Batang kemaluanku yang
sudah keras kembali menempel ketat pada gundukan di selangkangan Mbak
Narsih yang hangat dan mulai basah lagi. Tanganku pun tak mau diam.
Kedua payudara Mbak Narsih yang sekal menjadi bulan-bulanan tanganku
yang sibik remas sana remas sini, raba sana raba sini..
Mendapat
perlakuanku yang agak kasar, tubuh Mbak Narsih menggelinjang di bawah
tindihan tubuhku. Napasnya mulai memburu. Lalu tangannya mencari-cari
dan akhirnya terpeganglah batang kemaluanku yang sudah sempurna dan
siap tempur.
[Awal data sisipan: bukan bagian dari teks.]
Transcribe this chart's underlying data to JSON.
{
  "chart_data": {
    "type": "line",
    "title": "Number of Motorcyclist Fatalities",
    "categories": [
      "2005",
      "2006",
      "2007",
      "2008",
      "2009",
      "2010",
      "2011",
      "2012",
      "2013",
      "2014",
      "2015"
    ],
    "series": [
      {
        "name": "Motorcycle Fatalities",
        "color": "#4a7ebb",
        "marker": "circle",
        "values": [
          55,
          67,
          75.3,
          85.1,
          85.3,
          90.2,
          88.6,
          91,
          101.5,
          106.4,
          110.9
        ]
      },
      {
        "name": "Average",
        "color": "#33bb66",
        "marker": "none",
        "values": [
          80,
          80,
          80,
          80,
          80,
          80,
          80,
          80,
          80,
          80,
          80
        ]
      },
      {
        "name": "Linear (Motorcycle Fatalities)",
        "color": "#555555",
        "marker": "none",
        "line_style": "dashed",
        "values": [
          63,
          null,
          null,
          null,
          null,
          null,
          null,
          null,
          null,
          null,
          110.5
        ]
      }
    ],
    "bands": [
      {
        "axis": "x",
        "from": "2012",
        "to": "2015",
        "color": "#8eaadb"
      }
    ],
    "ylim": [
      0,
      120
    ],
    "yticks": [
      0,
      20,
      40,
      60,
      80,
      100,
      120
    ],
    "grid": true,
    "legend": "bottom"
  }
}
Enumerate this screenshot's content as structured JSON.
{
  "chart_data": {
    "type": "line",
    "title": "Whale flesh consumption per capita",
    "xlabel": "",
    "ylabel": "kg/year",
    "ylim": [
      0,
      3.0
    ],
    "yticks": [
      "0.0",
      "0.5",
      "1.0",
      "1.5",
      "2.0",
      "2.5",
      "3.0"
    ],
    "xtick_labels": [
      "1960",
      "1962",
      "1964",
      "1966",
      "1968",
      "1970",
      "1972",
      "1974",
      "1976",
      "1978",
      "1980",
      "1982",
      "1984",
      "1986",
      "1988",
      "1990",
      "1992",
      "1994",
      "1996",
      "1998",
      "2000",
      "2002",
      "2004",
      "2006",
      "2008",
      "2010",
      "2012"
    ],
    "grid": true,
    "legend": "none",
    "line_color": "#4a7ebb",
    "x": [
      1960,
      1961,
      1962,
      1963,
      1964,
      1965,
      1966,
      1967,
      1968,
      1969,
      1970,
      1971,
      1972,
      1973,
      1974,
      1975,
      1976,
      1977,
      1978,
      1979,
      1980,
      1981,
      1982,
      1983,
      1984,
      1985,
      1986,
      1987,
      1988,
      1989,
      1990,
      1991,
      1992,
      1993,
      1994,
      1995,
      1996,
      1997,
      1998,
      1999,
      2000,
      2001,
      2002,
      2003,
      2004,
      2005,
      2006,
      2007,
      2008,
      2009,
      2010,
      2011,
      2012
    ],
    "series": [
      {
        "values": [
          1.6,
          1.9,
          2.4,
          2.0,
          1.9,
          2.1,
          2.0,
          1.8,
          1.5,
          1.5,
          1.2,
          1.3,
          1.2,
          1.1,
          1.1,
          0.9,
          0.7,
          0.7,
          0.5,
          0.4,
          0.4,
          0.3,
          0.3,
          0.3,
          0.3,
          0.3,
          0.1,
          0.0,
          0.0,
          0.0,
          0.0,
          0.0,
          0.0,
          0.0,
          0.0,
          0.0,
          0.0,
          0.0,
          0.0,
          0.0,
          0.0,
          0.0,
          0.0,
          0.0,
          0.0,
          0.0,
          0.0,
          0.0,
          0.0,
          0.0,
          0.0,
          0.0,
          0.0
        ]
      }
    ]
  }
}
Dibimbingnya batang kemaluanku ke celah-celah di
selangkangannya dan digesek-gesekannya di celah hangat dan sempit itu.
Setelah licin tiba-tiba kedua tangan Mbak Narsih memegang pantatku dan
ditariknya hingga batang kemaluanku kembali menghunjam liang
kemaluannya dan bersarang di sana.
Kembali kami mengulang
persetubuhan kami. Entah berapa babak kami bertempur hari itu. Kami
baru pulang ke rumah kami masing-masing setelah waktu check out habis,
antar jam 1 atau jam 2 siang itu. Kami pun berjanji akan meneruskan
ritual di Gn Kmks malam Jum’at berikutnya.